La vidente le dijo que saltaría sobre un profesor azul rey e Iris se echó una tremenda carcajada. Ni siquiera tenía sentido. Te lo juro, dijo la vidente, tan saltando sobre él te veo que pareces una chamaquita con chamaquito nuevo. Ella se mordió los labios, ¿profesor? Si habían pasado tres años que no estudiaba, y no podía recordar a un profesor entre sus conocidos. ¿Y a qué te refieres con azul rey? –preguntó Iris. La vidente se encogió de hombros y, con el tono ya practicado de su oficio, respondió–. Yo sólo miro cosas y las cosas que miro no siempre parecen tener sentido, pero sí… lo tienen. Trescientos pesitos madre, por favor, ¿o te puedo ayudar en otra cosita?
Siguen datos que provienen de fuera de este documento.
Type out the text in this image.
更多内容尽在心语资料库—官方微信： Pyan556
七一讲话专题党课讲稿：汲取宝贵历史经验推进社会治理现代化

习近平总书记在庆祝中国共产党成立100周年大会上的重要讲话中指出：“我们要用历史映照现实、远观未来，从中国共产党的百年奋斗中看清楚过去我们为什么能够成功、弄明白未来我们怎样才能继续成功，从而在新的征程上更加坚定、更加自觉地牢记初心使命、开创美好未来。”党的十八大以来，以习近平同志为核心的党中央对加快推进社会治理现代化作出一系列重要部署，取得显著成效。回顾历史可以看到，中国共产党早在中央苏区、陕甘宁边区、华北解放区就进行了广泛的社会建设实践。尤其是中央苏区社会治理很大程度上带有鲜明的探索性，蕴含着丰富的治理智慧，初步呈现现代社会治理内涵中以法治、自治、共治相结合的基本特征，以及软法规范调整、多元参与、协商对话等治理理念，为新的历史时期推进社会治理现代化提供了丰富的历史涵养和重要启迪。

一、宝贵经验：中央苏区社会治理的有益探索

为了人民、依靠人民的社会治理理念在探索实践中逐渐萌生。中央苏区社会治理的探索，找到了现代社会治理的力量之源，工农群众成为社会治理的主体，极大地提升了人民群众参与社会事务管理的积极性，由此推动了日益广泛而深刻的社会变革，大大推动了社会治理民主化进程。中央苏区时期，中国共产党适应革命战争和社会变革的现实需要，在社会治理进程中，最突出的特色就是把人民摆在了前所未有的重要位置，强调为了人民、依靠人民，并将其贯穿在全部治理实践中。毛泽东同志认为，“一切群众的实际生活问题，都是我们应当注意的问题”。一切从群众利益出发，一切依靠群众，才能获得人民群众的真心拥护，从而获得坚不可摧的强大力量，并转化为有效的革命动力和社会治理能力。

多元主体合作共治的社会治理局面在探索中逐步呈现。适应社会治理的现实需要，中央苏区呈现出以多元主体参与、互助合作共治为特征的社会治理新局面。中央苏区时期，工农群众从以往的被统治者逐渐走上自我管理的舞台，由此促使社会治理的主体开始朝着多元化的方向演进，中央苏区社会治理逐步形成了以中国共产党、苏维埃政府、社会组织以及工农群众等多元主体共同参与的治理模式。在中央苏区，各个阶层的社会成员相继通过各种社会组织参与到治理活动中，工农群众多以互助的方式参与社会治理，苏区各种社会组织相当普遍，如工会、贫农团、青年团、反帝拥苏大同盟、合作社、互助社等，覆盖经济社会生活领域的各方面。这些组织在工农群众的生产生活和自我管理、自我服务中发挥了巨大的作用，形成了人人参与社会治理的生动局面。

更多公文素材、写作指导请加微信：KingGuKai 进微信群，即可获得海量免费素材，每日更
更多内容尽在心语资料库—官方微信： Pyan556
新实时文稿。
Trescientos pesos menos y media hora después, Iris no estaba tan segura que su carcajada valiera lo que pagó. Paseaba sola en la feria del pueblo. Las familias caminaban a su alrededor, preguntaban costos y pedían chicharrones con salsa valentina mientras ella, al diablo con la dieta, se comía a pedacitos pequeños un algodón de azúcar y paseaba lentamente. Un hombre parado sobre una tarima, su piel pintada de azul rey y vestido con un chaleco arabesco, un turbante y unos pantalones bombachos, exclamaba a gritos el acto del “Profesor Trozam” que podía curar cualquier malestar del mundo. Ni creas que te la dejaré así de fácil –pensó Iris–, perra.
Giró para irse por otro lado e ignorar al “Profesor Trozam” cuando un viejo amor le golpeó el hombro y tiró su algodón de azúcar. Ella, porque así las personas hacen cuando tiran algo, se agachó para levantarlo y cuando alzó la mirada, tres años de recuerdos le bajaron la presión. Héctor, pero en ese entonces le llamaban Santos como su apellido. Héctor le ofreció la mano, se reconocieron, platicaron brevemente de sus vidas y sus ocupaciones (que sí, dijo Héctor, que doy clases en una universidad). Iris le buscó lo azul por todas partes y ni siquiera los calcetines. –La perra tampoco me la dejó tan fácil –pensó ella.
Caminaron y tal vez por qué la vidente tenía razón, tal vez por qué Iris se acordó cuanto le gustaba o por qué Héctor le comentó que tenía bonitos ojos con una voz picarona, tal vez por qué hay que cerrar círculos, tal vez por qué Iris estaba ovulando o por qué Santos necesitaba, de vez en cuando, darle mate a su apellido. Tal vez muchas razones, pero acabaron en un callejón que parecía huir a la feria. Ese lugar oscuro qué sólo los amantes, las sombras, los papeles muy viejos y los gatos que parecen extraviados (porque un gato jamás se extravía), sólo parecen encontrar.
Iris, sin nada que perder le quitó los pantalones a Héctor y Héctor, se mordía los labios como se los muerde un niño que necesita, urgentemente, ir al baño. Ella miró la expresión y se le hizo curiosa, pero continuó de todas maneras. Le quitó los calzones y se quedó estática de la impresión. No quería dejárselo a la mala luz, sacó su celular y lo prendió para iluminar el miembro de Héctor (quien seguía apretando los labios, y haciendo sonidos, y mirando sin decile palabra a Iris. Había razones por las que Santos le daba, de vez en cuando nada más, mate a su apellido).
–Así que eso era… la vidente tenía razón –Iris acarició, todavía sorprendida, los huevos azules de Héctor.